Just as in Afghanistan, Obama has no goal, no plan for victory. He said that the military strikes in Syria would not be directed toward removing Bashar Assad, but then he said that it would be a good thing to remove Assad from power. This was just one of many indications of how ill-conceived and misbegotten Obama’s Syria plan really is.

Obama said that Assad used chemical weapons, but still has not produced compelling enough evidence to convince our closest allies, the British. What he has produced is a series of YouTube videos of dubious provenance, establishing nothing conclusive.

And as is increasingly the case in Afghanistan also, as Hamid Karzai continues to show his true colors, Obama doesn’t even have any real allies inside Syria, either. Even the New York Times has admitted that there is no significant secular fighting force within Syria. The major rebel groups are all allied with al-Qaeda. John Kerry insists they’re “secular” and John McCain assures us they’re “moderates.” None of these groups, however, have shown any sign of being either.

And now McCain has refused to support the Senate resolution, saying that we should only go in if Obama intends to remove Assad. So again we see that Obama’s Syria plan is entirely opaque, even to its most ardent supporters. And that is no surprise, for it is not founded upon any facts that have as yet been established.

Vladimir Putin has openly accused Kerry of lying, saying: “They lie beautifully, of course. I saw debates in Congress. A congressman asks Mr Kerry: ‘Is al Qaeda there?’ He says: ‘No, I am telling you responsibly that it is not.’ Al Qaeda units are the main military echelon, and they know this. It was unpleasant and surprising for me – we talk to them, we proceed from the assumption that they are decent people. But he is lying and knows he is lying. It’s sad.”

Putin added that “what Congress and the U.S. Senate are doing in essence is legitimizing aggression. This is inadmissible in principle.”

It is hard to argue with that. Obama has even admitted that “we may not be directly imminently threatened by what’s taking place” in Syria. In fact, in light of al-Qaeda’s dominance of the Syrian rebels and the opposition of Russia and China to our intervention, going in to Syria could touch off a much larger conflict.

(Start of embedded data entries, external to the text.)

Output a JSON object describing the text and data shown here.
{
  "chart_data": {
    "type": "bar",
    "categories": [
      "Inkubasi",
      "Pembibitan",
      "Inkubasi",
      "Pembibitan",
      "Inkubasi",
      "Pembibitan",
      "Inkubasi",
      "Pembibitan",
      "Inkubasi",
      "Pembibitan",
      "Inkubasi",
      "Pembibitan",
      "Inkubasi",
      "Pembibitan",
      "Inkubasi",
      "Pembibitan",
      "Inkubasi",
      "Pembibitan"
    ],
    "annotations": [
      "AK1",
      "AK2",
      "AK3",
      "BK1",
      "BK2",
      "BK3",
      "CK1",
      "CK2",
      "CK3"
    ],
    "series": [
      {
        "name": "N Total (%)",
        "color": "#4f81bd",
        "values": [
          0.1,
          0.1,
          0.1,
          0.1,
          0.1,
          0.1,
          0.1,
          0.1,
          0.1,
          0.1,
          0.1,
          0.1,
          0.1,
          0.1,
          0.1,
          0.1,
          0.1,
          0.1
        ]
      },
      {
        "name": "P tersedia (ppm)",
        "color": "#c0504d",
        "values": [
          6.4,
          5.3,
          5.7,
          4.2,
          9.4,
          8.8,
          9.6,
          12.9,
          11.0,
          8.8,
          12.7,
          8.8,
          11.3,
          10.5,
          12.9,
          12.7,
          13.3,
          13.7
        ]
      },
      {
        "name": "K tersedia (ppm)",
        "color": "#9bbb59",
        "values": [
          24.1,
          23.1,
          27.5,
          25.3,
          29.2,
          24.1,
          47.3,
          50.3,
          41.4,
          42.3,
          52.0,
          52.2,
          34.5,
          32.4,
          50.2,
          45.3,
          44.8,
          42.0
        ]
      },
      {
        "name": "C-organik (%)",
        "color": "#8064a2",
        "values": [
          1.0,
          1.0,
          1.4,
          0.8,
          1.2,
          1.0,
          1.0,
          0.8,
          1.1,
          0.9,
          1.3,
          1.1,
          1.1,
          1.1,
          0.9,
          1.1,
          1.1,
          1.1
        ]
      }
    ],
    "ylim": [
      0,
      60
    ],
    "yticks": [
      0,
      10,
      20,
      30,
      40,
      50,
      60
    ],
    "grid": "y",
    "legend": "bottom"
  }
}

Obama and his national security team – Kerry, Hagel, and Rice – once again seem indifferent to American interests. They have not been honest with the American people about the nature of the Syrian opposition, or how it could possibly be good for America once again to aid pro-Sharia, pro-jihad forces in Syria, as Obama did in Egypt and Libya with disastrous results.

Above all, it is appalling that Barack Obama still hasn’t provided proof that Assad used chemical weapons. It is the height of hypocrisy for him to push forward with military action after criticizing George W. Bush mercilessly for providing insufficient proof of weapons of mass destruction in Iraq. The stakes are too high for Obama to be playing politics: we need to see the proof, and we need it now.

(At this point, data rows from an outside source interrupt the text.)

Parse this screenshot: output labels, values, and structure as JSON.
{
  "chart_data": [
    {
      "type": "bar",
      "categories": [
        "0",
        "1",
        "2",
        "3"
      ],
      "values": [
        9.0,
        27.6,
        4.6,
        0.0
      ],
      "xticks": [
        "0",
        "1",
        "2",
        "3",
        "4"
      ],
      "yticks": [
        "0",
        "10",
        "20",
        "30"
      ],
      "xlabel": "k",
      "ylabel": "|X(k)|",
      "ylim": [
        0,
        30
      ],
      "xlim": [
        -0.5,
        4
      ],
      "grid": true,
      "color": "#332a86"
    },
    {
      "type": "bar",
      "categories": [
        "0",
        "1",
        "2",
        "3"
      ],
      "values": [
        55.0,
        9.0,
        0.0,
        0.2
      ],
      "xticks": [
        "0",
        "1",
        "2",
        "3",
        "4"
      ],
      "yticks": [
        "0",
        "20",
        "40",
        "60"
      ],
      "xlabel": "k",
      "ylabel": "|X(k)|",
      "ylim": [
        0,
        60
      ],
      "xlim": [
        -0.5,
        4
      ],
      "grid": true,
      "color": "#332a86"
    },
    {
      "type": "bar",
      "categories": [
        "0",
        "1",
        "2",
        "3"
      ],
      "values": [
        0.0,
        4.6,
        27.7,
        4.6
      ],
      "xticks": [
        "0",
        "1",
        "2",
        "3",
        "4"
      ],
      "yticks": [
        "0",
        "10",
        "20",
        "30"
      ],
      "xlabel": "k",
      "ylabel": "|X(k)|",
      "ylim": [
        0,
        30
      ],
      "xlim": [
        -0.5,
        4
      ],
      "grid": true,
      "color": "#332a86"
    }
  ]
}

Yet even if Obama does manage to produce conclusive proof that Bashar Assad used chemical weapons on his own people, that in itself does not ipso facto make the case for intervention – unless the United States is now going to intervene against every tyrant who terrorizes his own people the world over. We do not have a military of sufficient size to do that, especially after the interventions in Iraq and Afghanistan have depleted our resources, weakening us militarily and economically. With no compelling national interest sending us into Syria, it would be much wiser for us to take steps to restore the economy and revive the military rather than get involved in an adventure with no point, no clear goal, and no easy way to get out.

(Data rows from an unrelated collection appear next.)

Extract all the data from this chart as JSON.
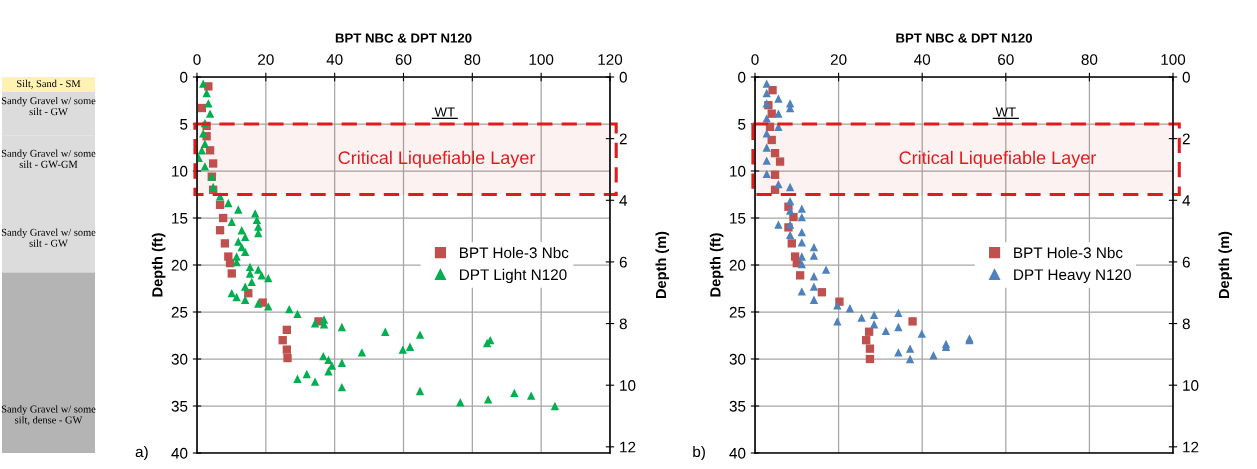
{
  "chart_data": [
    {
      "type": "other",
      "annotations": [
        "Silt, Sand - SM",
        "Sandy Gravel w/ some silt - GW",
        "Sandy Gravel w/ some silt - GW-GM",
        "Sandy Gravel w/ some silt - GW",
        "Sandy Gravel w/ some silt, dense - GW"
      ]
    },
    {
      "type": "scatter",
      "xlabel": "BPT NBC & DPT N120",
      "ylabel": "Depth (ft)",
      "y2label": "Depth (m)",
      "xlim": [
        0,
        120
      ],
      "xticks": [
        0,
        20,
        40,
        60,
        80,
        100,
        120
      ],
      "ylim": [
        40,
        0
      ],
      "yticks": [
        0,
        5,
        10,
        15,
        20,
        25,
        30,
        35,
        40
      ],
      "y2lim": [
        12.2,
        0
      ],
      "y2ticks": [
        0,
        2,
        4,
        6,
        8,
        10,
        12
      ],
      "grid": true,
      "legend": "center right",
      "bands": [
        {
          "axis": "y",
          "from": 5,
          "to": 12.5,
          "label": "Critical Liquefiable Layer",
          "color": "#e31a1c"
        }
      ],
      "annotations": [
        "WT",
        "a)"
      ],
      "series": [
        {
          "name": "BPT Hole-3 Nbc",
          "color": "#c0504d",
          "marker": "square",
          "x": [
            3.3,
            1.4,
            2.8,
            2.8,
            3.8,
            4.7,
            4.3,
            4.7,
            6.7,
            7.6,
            6.7,
            8.1,
            9.1,
            9.6,
            10.1,
            14.9,
            19.1,
            35.3,
            26.1,
            24.9,
            26.1,
            26.3
          ],
          "values": [
            1.0,
            3.3,
            5.2,
            6.3,
            7.8,
            9.2,
            10.6,
            12.0,
            13.6,
            15.0,
            16.3,
            17.7,
            19.1,
            19.8,
            20.9,
            23.0,
            24.0,
            26.0,
            26.9,
            28.0,
            29.0,
            29.9
          ]
        },
        {
          "name": "DPT Light N120",
          "color": "#00b050",
          "marker": "triangle",
          "x": [
            1.8,
            2.8,
            3.3,
            3.8,
            2.3,
            1.8,
            2.3,
            1.4,
            0.5,
            2.3,
            4.3,
            4.7,
            6.7,
            9.1,
            12.0,
            16.9,
            17.4,
            10.1,
            17.8,
            17.8,
            13.0,
            14.0,
            12.0,
            13.0,
            14.0,
            11.5,
            11.5,
            15.4,
            17.8,
            15.4,
            18.8,
            20.7,
            15.9,
            14.0,
            10.1,
            11.5,
            14.0,
            17.8,
            20.7,
            26.8,
            29.2,
            34.3,
            36.9,
            36.9,
            42.1,
            54.7,
            64.8,
            47.9,
            59.8,
            61.9,
            84.3,
            85.2,
            36.7,
            38.2,
            39.2,
            38.2,
            42.1,
            29.2,
            31.9,
            34.3,
            42.1,
            64.8,
            76.5,
            84.6,
            92.2,
            97.1,
            104.0
          ],
          "values": [
            0.7,
            1.7,
            2.8,
            3.9,
            4.9,
            6.0,
            7.1,
            7.8,
            8.6,
            9.5,
            10.6,
            11.7,
            12.7,
            13.4,
            14.1,
            14.5,
            15.2,
            15.4,
            15.9,
            16.6,
            16.3,
            17.0,
            17.5,
            18.1,
            18.6,
            19.1,
            19.7,
            20.2,
            20.5,
            20.9,
            21.1,
            21.4,
            21.8,
            22.3,
            23.0,
            23.4,
            23.7,
            24.1,
            24.4,
            24.7,
            25.2,
            26.2,
            25.8,
            26.3,
            26.6,
            27.1,
            27.4,
            29.3,
            29.0,
            28.7,
            28.3,
            28.0,
            29.7,
            30.1,
            30.7,
            31.3,
            30.4,
            32.1,
            31.6,
            32.4,
            33.0,
            33.4,
            34.6,
            34.3,
            33.6,
            33.9,
            35.0
          ]
        }
      ]
    },
    {
      "type": "scatter",
      "xlabel": "BPT NBC & DPT N120",
      "ylabel": "Depth (ft)",
      "y2label": "Depth (m)",
      "xlim": [
        0,
        100
      ],
      "xticks": [
        0,
        20,
        40,
        60,
        80,
        100
      ],
      "ylim": [
        40,
        0
      ],
      "yticks": [
        0,
        5,
        10,
        15,
        20,
        25,
        30,
        35,
        40
      ],
      "y2lim": [
        12.2,
        0
      ],
      "y2ticks": [
        0,
        2,
        4,
        6,
        8,
        10,
        12
      ],
      "grid": true,
      "legend": "center right",
      "bands": [
        {
          "axis": "y",
          "from": 5,
          "to": 12.5,
          "label": "Critical Liquefiable Layer",
          "color": "#e31a1c"
        }
      ],
      "annotations": [
        "WT",
        "b)"
      ],
      "series": [
        {
          "name": "BPT Hole-3 Nbc",
          "color": "#c0504d",
          "marker": "square",
          "x": [
            4.2,
            3.2,
            4.0,
            3.6,
            4.0,
            4.8,
            6.0,
            4.8,
            4.8,
            8.0,
            9.2,
            8.0,
            8.8,
            9.6,
            10.0,
            10.8,
            16.0,
            20.2,
            37.7,
            27.3,
            26.6,
            27.5,
            27.5
          ],
          "values": [
            1.4,
            3.0,
            3.9,
            5.3,
            6.7,
            8.1,
            9.0,
            10.4,
            12.0,
            13.8,
            14.9,
            16.0,
            17.7,
            19.1,
            19.8,
            21.1,
            22.9,
            23.9,
            26.0,
            27.1,
            28.0,
            28.9,
            30.0
          ]
        },
        {
          "name": "DPT Heavy N120",
          "color": "#4f81bd",
          "marker": "triangle",
          "x": [
            2.8,
            2.8,
            2.8,
            5.6,
            8.4,
            8.4,
            5.6,
            5.6,
            2.8,
            2.8,
            2.8,
            2.8,
            2.8,
            5.6,
            8.4,
            8.4,
            8.4,
            5.6,
            8.4,
            8.4,
            11.2,
            11.2,
            11.2,
            11.2,
            11.2,
            11.2,
            11.2,
            14.1,
            14.1,
            17.0,
            14.1,
            14.1,
            14.1,
            19.7,
            19.7,
            22.7,
            25.5,
            28.5,
            28.5,
            31.3,
            34.3,
            34.3,
            39.9,
            37.1,
            34.3,
            37.1,
            42.7,
            45.7,
            45.7,
            51.3,
            51.3
          ],
          "values": [
            0.7,
            1.7,
            2.8,
            2.3,
            2.8,
            3.3,
            3.9,
            5.3,
            4.4,
            6.0,
            7.5,
            8.9,
            10.3,
            11.4,
            11.7,
            13.2,
            14.2,
            15.7,
            15.7,
            16.8,
            14.0,
            14.9,
            16.5,
            17.6,
            19.1,
            19.9,
            22.8,
            18.1,
            19.0,
            20.5,
            21.2,
            22.3,
            23.7,
            24.3,
            26.0,
            24.6,
            25.6,
            25.3,
            26.3,
            27.0,
            25.1,
            26.6,
            27.3,
            28.9,
            29.3,
            30.0,
            29.6,
            28.4,
            28.7,
            27.8,
            28.0
          ]
        }
      ]
    }
  ]
}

This is the crowning misjudgment of a presidency that has been alarmingly full of them. Nonetheless, Obama said Wednesday: “My credibility is not on the line. The international community’s credibility is on the line.” But the international community has not joined in his call for an attack on Syria. Nor has it agreed that Assad used chemical weapons, or that the rebels are “secular moderates” who must be aided. Obama also said that he “didn’t set a red line,” the world did – but the world is not with him in this.

The American people shouldn’t be, either. The Republican leadership – John Boehner, John McCain, Lindsay Graham – have gone along with Obama. They shouldn’t have. America needs a loyal opposition to stand up in Congress for true American interests, and to insist: no U.S. war in Syria.